Law professor John Aloysius Cogan Jr. is a health insurance expert and Roger S. Baldwin Scholar at the UConn School of Law, who focuses his research and teaching on health care organizations and finance, health law and policy, federal health programs, health care fraud and abuse, and health insurance law. He has written scholarly articles on a wide range of health insurance topics, including the Affordable Care Act and the Health Insurance Portability and Accountability Act, otherwise known as HIPAA. Today the Supreme Court of the United States will hear arguments in California v. Texas. The plaintiffs in the case are asking the Court to invalidate the Affordable Care Act (ACA). In a new article to be published in the Boston College Law Review later this month, Cogan argues that the Affordable Care Act should remain intact because two statutes passed by Congress earlier this year, the Families First Coronavirus Relief Act (FFCRA) and the Coronavirus Aid, Relief and Economic Security (CARES) Act, demonstrate that Congress wants to keep the ACA intact. The two statutes use the ACA to provide coronavirus-related health care relief to millions of Americans. He discussed his article with UConn Today.

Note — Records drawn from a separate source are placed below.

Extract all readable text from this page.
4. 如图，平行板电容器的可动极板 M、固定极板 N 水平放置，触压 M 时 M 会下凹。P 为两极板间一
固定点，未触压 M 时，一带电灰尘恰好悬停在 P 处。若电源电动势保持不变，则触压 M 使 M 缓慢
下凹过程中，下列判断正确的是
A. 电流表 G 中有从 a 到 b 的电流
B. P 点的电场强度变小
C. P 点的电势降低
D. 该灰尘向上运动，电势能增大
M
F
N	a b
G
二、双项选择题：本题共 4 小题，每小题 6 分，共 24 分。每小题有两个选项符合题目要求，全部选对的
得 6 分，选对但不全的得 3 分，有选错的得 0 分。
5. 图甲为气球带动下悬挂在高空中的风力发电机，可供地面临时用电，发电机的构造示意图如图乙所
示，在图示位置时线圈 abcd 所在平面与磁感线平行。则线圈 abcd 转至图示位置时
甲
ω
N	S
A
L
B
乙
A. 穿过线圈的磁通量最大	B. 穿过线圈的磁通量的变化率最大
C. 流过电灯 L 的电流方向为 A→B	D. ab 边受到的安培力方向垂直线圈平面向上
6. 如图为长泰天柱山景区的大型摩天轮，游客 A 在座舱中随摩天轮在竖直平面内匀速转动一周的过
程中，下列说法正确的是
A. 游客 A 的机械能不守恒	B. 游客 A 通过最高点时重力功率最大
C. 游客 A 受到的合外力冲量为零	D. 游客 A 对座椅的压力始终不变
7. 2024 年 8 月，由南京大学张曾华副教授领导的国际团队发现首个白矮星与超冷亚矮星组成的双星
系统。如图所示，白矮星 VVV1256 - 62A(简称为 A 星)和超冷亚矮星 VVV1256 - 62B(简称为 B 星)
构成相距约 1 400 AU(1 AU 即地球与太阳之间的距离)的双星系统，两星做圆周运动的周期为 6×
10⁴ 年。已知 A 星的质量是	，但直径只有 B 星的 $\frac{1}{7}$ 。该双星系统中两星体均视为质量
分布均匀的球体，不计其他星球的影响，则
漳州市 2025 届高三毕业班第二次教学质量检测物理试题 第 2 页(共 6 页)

In California v. Texas, the Supreme Court will focus on whether Congress intends the Affordable Care Act to continue. Your paper in the Boston College Law Review says this issue was settled by Congress earlier this year. What are the grounds for this filing and how did you stake out your position after evaluating it?
To understand this lawsuit you have to go back to 2012 and the first Affordable Care Act case that went before the Supreme Court, which was called NIFB v. Sebelius. In that case, the plaintiffs argued that the individual mandate -- the requirement that you had to buy health insurance -- was unconstitutional. The Supreme Court found the mandate constitutional under the Congress's constitutional taxing power because the mandate included a penalty. Americans who didn't buy the insurance had to pay a penalty. Since the penalty would generate revenue for the government, the Court said it was like a tax. Therefore, it was authorized under the Constitution’s taxing clause.